After our enjoyable breakfast run and my meal I think Janet was a bit sorry that she had not ordered the same as I had, she also likes that particular meal; 'offal' which is made from the stomach and intestines, in this case of a sheep or lamb. Perhaps it would be appropriate here to tell you how we came to like a meal that a lot of people wouldn't consider eating. This is more for my overseas readers more than the local ones because offal is popular here to a certain extent.
We happened to move into the then independent homeland the Transkei in the Eastern Cape during mid 1977 and lived in the small village "Idutywa" which is on the N2 close to Butterworth until mid 1987. We did various jobs there, met a lot of lovely people during that time, many of whom are friends to this day. It was during this period that I learned to speak the local Black language; "IsiXhosa" which has stood me in very good stead, to this day I am one of very few "Whities" who can speak the Black language in this area.
There we were first introduced to Offal, or as the locals call it "Nqweme" (and the 'Q' is a hard click. made with the tongue on the roof of the mouth.) The locals do not clean the entrails as well as others might so the flavour can be quite harsh but we came to love it and the rule was that if our staff wanted to use our stove to cook their food they had to make enough for us as well.
After we left the Transkei in 1987 and moved around to the western cape we missed the meal and started looking for places that served it, albeit in a "less flavoursome" manner, and so it was that I was happy to find it on the menu at the West Coast Farmstall.
To get back to my story then; on Tuesday the electricity for our area and Vredenburg went off at 08h00 and was supposed to be off for the whole day, what the hell do you do if there's no power? You get on the bike and head off somewhere, that's what. I suggested to Janet that we head down to Yzerfontein and have lunch at "Lula's Portuguese retaurant" on the beachfront. They do a very good Peri-Peri chicken that I'm hooked on, so off we went.
It was a lovely day, mild and warm, a light breeze and I held the bike back at 120kmh, relaxed and loving it. It's a nice enough road, the R27 but it's boring, soon I was blipping down through the gears for the turn down to the coast but I pulled over to the side after the turn and stopped to talk to Janet; "Would you rather like to go to the Farmstall to try the Nqweme?" I asked, knowing that she likes it too. She agreed that she would so we pulled in there, perhaps I would have it again.
Pleasant, shady garden |
Old biker in a rustic area |
Janet's happy with her choice |
One of the pleasing parts of this meal is that you usually get, included in your pot, either the stomach lining made into a bag containing the brains which I got on Sunday or you get the whole tongue which I got this time. This is real excitement akin to winning the lottery, Janet got the stomach bag this time.
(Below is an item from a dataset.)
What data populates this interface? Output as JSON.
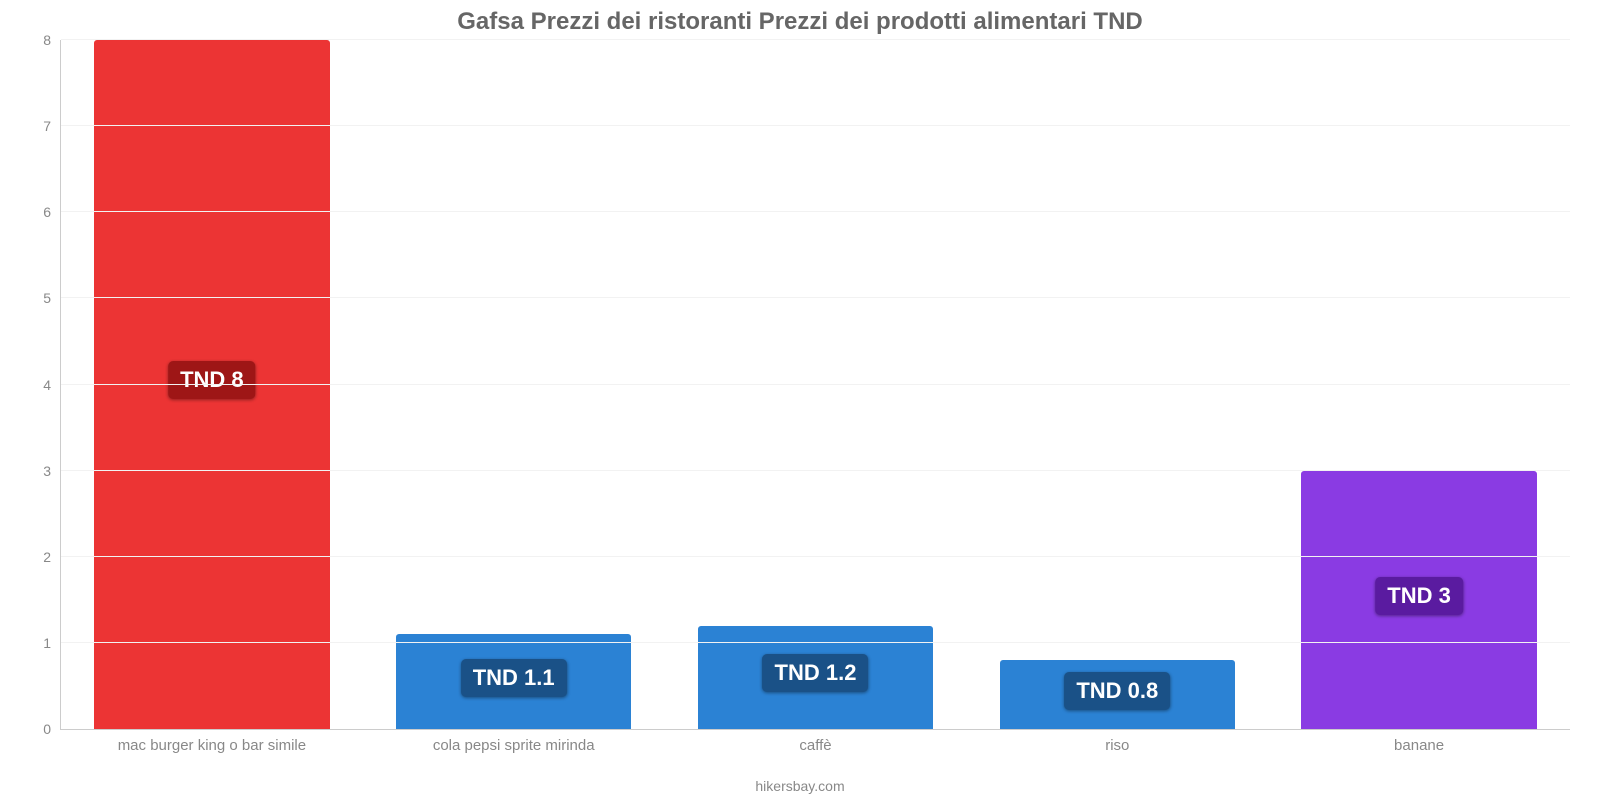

If the pot is properly made there will also be a lot of ankle/foot bones with skin and gelatin intact which are a delight to suck, the pot is usually served with samp meillies (corn) our favourite or in this case with rice. We both thoroughly enjoyed our meal washed down with a nice bottle of local Sauvignon Blanc.
Before we left we wandered around the extensive aviary having a look at the exotic birds and then it was time to head for home.
We will be back, that's for sure and for the not so adventurous eaters they have a good menu, steaks, burgers, pizza etc. and the prices are very reasonable.
This has made me think about another "Skaapkop" (Sheep's head) meal though, long time since I've had that. Cheers for now, ride safe.
2 comments:
I am glad you enjoyed the meal. Definitely not for the faint of heart. I can remember my mom cooking beef tongue when we were kids and then sending us to school with it in sandwiches. Our friends were not amused. But we liked it.
Hi Brandy, yes beef tongue is a favourite with us too, along with beef hearts which Janet roasts to perfection.
I suppose our food preferences are shaped, to a certain extent, by what we eat as a child growing up in our own environment. We having grown up in Central Africa and then Southern Africa as adults have become used to the local food. This though is not the case for everyone in this part of the world, only those who are prepared to experiment with their taste buds.